Dulcinea

Dulcinea est le nom donné par le chevalier errant autoproclamé Don Quichotte à sa bien-aimée imaginaire dans le roman Don Quichotte de Miguel de Cervantes (Première partie, 1605; Deuxième Partie, 1615).

Après avoir lu d’innombrables romans de chevalerie, un homme d’âge moyen avec une propension à la fantaisie extravagante se renomme Don Quichotte et décide de devenir un chevalier errant. Il se fournit alors avec les nécessités de cette profession: cheval, armure et nouveau nom, bien que tous soient comiquement inadéquats. Puisque tous les chevaliers ont un objet d’adoration sous la forme d’une dame, Don Quichotte s’occupe ensuite de cet objet sur sa liste. Se souvenant vaguement d’une fille du village d’El Toboso nommée Aldonza Lorenzo dont il avait été amoureux (inconnu d’elle), Don Quichotte reconfigure la femme dans son esprit, la nomme Dulcinea del Toboso, et procède à l’évoquer dans l’adulation avant chaque nouvelle aventure. À plusieurs reprises, au péril de sa vie, il exige imprudemment qu’elle soit déclarée la plus belle et la plus vertueuse de toutes les femmes. À au moins trois reprises, il est près d’apercevoir une figure qu’il prend pour Dulcinée, bien que dans chaque cas, l’observation soit compromise par une illusion ou une incertitude.

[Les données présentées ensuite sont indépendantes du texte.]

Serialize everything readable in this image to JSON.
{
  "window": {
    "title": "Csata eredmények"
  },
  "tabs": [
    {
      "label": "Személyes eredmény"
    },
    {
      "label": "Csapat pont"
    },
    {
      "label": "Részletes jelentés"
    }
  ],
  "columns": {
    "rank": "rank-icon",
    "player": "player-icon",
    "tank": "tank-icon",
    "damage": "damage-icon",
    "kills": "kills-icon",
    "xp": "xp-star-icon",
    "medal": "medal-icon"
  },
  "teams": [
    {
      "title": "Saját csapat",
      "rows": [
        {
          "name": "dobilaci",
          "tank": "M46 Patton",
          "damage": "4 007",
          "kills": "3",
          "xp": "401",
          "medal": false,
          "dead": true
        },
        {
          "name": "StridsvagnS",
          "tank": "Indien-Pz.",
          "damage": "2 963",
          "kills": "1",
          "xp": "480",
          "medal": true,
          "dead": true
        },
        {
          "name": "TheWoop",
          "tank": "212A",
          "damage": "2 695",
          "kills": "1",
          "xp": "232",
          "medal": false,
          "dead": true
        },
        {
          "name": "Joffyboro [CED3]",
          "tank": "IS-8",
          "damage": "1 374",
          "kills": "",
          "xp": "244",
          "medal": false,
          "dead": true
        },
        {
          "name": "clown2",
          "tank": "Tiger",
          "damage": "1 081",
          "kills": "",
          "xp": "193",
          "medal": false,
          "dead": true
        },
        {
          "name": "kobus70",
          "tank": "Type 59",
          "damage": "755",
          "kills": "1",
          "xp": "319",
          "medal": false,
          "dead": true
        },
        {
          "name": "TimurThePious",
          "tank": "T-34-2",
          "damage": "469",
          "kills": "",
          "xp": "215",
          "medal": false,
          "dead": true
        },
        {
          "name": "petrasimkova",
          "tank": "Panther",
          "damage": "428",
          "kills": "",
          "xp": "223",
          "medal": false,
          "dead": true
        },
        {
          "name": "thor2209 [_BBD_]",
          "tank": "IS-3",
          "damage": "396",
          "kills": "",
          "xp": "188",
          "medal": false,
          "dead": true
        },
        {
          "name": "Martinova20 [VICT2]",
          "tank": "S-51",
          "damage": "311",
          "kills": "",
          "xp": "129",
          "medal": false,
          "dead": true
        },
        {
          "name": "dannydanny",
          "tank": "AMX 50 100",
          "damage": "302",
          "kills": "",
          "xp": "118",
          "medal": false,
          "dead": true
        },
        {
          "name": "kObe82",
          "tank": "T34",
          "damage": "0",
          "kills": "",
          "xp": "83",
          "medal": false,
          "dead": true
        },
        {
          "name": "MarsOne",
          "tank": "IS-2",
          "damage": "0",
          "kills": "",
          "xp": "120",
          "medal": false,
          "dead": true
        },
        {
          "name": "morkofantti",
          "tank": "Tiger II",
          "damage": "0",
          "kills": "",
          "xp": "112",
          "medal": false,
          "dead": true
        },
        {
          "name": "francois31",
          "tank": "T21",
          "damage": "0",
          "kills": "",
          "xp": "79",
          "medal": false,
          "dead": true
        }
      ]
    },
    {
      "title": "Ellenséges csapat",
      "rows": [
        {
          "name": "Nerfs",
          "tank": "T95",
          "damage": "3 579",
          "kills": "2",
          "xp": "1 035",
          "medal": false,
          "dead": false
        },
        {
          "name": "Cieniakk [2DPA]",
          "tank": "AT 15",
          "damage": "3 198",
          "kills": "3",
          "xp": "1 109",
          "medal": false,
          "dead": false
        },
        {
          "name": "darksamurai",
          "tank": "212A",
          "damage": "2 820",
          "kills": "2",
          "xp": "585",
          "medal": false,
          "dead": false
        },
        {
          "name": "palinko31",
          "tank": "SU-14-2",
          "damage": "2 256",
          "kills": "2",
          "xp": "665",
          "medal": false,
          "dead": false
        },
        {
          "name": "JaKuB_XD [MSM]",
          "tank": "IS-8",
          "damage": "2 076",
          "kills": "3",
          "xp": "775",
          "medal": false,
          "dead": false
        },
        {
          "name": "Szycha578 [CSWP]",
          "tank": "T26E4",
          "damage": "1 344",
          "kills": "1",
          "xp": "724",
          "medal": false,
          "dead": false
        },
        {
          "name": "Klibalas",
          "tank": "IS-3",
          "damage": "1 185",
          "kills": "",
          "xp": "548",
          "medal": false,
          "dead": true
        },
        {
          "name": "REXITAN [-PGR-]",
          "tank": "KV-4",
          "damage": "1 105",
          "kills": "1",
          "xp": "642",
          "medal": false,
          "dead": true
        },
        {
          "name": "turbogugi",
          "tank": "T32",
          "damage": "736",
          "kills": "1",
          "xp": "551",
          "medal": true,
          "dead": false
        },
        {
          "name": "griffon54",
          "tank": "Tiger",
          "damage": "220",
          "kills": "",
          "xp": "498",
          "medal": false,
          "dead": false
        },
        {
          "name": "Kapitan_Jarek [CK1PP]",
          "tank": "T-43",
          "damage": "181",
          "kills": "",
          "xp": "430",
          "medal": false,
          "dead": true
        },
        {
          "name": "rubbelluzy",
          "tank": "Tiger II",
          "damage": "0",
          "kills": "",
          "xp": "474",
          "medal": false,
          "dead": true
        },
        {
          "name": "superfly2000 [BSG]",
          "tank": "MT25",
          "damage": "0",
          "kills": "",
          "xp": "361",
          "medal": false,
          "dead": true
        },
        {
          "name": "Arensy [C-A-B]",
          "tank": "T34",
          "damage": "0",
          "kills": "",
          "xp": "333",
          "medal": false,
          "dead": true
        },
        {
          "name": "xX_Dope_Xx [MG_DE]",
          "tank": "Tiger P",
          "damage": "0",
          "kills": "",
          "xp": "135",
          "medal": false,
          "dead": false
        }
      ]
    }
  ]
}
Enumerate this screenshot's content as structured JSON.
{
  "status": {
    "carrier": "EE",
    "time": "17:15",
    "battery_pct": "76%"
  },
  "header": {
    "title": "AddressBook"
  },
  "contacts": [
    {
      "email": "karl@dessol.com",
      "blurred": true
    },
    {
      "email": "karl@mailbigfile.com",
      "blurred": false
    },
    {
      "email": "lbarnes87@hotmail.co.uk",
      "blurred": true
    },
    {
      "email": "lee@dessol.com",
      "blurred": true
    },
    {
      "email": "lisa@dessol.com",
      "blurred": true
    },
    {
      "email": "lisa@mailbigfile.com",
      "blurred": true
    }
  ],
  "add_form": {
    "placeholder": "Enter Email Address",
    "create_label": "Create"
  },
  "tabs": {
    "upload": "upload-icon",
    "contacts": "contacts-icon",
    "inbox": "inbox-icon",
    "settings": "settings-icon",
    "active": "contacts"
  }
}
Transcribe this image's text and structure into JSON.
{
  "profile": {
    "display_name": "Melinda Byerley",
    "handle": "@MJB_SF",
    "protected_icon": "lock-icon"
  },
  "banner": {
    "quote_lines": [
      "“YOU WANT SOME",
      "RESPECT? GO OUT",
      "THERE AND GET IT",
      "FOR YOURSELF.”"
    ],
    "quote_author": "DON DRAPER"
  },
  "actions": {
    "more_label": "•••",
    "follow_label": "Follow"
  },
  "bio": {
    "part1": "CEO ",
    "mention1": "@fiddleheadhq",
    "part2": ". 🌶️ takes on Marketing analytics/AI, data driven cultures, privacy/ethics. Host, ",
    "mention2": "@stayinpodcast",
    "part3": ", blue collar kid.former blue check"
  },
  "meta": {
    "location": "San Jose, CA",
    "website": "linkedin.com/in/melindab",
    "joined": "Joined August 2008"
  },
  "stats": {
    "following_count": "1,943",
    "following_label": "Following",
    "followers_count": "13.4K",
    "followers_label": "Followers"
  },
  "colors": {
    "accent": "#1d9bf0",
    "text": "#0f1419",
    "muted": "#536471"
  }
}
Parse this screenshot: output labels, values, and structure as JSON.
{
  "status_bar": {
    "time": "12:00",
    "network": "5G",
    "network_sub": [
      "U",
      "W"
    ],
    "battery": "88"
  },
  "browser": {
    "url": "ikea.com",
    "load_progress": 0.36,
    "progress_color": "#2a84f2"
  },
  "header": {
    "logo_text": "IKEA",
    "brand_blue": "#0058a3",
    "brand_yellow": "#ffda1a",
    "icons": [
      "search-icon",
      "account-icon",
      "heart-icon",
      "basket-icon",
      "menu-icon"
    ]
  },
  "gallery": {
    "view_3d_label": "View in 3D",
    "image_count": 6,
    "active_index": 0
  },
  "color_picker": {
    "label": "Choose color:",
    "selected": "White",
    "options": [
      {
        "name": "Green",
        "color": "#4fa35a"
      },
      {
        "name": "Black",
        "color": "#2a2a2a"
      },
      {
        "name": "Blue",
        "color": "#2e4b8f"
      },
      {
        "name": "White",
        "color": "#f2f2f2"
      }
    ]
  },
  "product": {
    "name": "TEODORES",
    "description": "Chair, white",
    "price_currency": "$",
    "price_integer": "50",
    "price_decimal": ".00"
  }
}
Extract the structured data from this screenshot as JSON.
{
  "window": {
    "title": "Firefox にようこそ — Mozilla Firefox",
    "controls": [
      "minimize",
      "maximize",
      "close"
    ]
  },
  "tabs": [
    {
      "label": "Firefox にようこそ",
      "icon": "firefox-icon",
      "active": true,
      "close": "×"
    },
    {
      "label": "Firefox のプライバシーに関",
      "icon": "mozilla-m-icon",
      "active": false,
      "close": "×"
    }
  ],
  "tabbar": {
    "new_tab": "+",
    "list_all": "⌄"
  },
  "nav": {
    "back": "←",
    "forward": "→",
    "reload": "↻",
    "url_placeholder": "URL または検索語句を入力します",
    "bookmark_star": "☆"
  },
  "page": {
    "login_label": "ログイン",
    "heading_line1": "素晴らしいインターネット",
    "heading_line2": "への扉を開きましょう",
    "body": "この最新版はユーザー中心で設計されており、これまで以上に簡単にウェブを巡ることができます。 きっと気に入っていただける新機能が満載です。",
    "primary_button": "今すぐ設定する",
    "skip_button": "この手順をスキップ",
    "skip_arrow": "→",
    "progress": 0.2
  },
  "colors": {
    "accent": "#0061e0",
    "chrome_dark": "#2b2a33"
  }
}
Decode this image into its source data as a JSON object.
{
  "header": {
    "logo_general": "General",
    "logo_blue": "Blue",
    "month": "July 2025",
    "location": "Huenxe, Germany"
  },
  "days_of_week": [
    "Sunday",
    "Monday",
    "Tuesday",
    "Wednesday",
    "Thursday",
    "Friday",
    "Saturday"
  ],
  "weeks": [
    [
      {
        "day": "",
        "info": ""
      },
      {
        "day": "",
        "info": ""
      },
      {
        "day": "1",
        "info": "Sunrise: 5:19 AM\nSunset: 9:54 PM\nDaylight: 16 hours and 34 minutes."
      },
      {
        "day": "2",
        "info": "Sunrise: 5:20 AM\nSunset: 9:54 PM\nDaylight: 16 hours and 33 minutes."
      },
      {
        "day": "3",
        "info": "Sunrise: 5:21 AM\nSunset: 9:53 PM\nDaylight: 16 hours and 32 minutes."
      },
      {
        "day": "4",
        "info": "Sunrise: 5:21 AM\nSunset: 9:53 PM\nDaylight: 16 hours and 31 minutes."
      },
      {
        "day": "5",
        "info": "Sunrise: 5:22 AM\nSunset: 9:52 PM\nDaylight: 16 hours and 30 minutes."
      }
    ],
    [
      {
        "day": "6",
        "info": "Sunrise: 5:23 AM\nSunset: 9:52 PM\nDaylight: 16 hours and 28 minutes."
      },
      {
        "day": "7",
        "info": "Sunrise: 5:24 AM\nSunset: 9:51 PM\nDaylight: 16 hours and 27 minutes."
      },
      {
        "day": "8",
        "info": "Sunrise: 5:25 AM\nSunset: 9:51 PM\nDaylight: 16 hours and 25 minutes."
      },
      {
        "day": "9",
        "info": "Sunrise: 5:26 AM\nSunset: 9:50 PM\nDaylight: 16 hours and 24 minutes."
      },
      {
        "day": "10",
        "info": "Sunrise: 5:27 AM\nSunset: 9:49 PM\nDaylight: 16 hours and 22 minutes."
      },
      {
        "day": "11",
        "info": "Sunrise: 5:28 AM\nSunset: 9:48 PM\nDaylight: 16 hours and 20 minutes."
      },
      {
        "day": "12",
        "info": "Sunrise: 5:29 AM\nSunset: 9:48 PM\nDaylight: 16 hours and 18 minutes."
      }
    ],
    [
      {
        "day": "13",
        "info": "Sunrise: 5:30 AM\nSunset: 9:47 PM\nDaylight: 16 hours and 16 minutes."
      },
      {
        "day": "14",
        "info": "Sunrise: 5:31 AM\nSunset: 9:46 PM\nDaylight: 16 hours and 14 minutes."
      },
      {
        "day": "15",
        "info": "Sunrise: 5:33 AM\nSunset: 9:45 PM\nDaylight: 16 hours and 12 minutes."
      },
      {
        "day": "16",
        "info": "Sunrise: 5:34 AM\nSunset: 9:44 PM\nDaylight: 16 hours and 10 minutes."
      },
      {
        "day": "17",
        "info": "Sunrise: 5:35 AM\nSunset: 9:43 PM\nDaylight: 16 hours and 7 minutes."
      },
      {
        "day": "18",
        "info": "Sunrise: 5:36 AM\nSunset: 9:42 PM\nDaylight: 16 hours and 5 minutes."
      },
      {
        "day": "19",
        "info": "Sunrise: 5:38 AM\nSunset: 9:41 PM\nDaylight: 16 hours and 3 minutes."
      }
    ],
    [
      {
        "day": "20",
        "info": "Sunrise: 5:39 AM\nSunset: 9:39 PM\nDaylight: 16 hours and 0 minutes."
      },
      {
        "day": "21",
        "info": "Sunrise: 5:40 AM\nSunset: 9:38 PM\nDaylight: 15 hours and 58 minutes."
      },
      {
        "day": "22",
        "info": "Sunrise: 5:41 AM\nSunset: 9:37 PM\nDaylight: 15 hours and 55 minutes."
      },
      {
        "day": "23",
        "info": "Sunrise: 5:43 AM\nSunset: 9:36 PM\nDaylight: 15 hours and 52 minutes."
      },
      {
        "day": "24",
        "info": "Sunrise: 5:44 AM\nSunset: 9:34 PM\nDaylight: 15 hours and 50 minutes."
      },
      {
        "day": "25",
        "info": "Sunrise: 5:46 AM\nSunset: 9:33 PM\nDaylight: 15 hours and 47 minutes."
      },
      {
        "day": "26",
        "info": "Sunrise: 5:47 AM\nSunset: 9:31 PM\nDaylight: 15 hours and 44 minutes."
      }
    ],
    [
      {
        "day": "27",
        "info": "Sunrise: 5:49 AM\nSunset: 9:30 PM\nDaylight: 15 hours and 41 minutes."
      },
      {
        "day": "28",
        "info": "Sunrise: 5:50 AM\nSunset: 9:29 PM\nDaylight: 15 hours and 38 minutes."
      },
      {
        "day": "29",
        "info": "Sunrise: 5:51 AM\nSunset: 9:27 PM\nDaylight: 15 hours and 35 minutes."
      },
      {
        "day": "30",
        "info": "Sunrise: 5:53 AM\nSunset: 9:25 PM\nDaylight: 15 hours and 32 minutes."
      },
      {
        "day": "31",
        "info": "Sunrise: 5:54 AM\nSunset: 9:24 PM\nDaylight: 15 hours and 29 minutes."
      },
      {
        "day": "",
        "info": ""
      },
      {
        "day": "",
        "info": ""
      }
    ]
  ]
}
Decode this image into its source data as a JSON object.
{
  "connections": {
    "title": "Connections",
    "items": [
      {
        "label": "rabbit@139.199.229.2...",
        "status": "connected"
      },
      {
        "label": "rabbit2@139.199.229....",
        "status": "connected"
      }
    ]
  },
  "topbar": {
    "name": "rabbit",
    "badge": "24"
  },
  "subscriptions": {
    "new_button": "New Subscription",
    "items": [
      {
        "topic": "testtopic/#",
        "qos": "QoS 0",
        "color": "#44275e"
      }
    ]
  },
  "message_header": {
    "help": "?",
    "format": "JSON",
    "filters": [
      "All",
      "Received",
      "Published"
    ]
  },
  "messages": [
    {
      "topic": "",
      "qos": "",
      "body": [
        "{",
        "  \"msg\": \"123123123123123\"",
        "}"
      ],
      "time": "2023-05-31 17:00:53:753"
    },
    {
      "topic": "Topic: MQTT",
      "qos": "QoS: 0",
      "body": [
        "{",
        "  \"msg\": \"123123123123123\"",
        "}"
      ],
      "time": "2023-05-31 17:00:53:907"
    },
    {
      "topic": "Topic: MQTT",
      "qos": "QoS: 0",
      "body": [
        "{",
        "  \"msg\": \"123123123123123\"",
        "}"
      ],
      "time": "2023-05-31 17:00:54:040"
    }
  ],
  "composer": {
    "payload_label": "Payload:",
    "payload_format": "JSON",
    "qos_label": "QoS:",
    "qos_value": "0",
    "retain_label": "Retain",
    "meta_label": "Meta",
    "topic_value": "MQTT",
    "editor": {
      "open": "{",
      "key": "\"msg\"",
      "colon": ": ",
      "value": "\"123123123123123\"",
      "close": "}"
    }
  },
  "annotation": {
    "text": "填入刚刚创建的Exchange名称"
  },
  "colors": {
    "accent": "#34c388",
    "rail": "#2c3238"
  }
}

La construction de Dulcinée par Cervantès comme une femme inventée par l’imagination d’un homme, avec seulement le lien le plus éloigné avec la vie réelle, soulève des questions sur la nature de l’objectivation et la relation entre désir et fantaisie. Comme un fantasme, Dulcinée propulse Don Quichotte en avant et commande bon nombre de ses humeurs et actes tout au long du roman. Ses idées sur l’amour et la loyauté se concentrent sur Dulcinée, et il parle longuement de son dévouement envers elle.

Dulcinée peut représenter un certain nombre de phénomènes, selon le lecteur: Une lecture psychanalytique pourrait souligner l’attribution erronée du pouvoir à un fantasme par Don Quichotte; une lecture féministe considérerait l’objectivation d’une femme par un homme comme un moyen de prendre le contrôle de sa pulsion érotique ainsi que l’objet de ce désir; d’autres approches pointeraient vers la critique de la chevalerie inhérente à la projection hilarante de Quichotte ou le rôle de Dulcinée comme feuille aux vrais personnages féminins du roman. La riche tradition de la critique de Don Quichotte ne permet pas une seule interprétation.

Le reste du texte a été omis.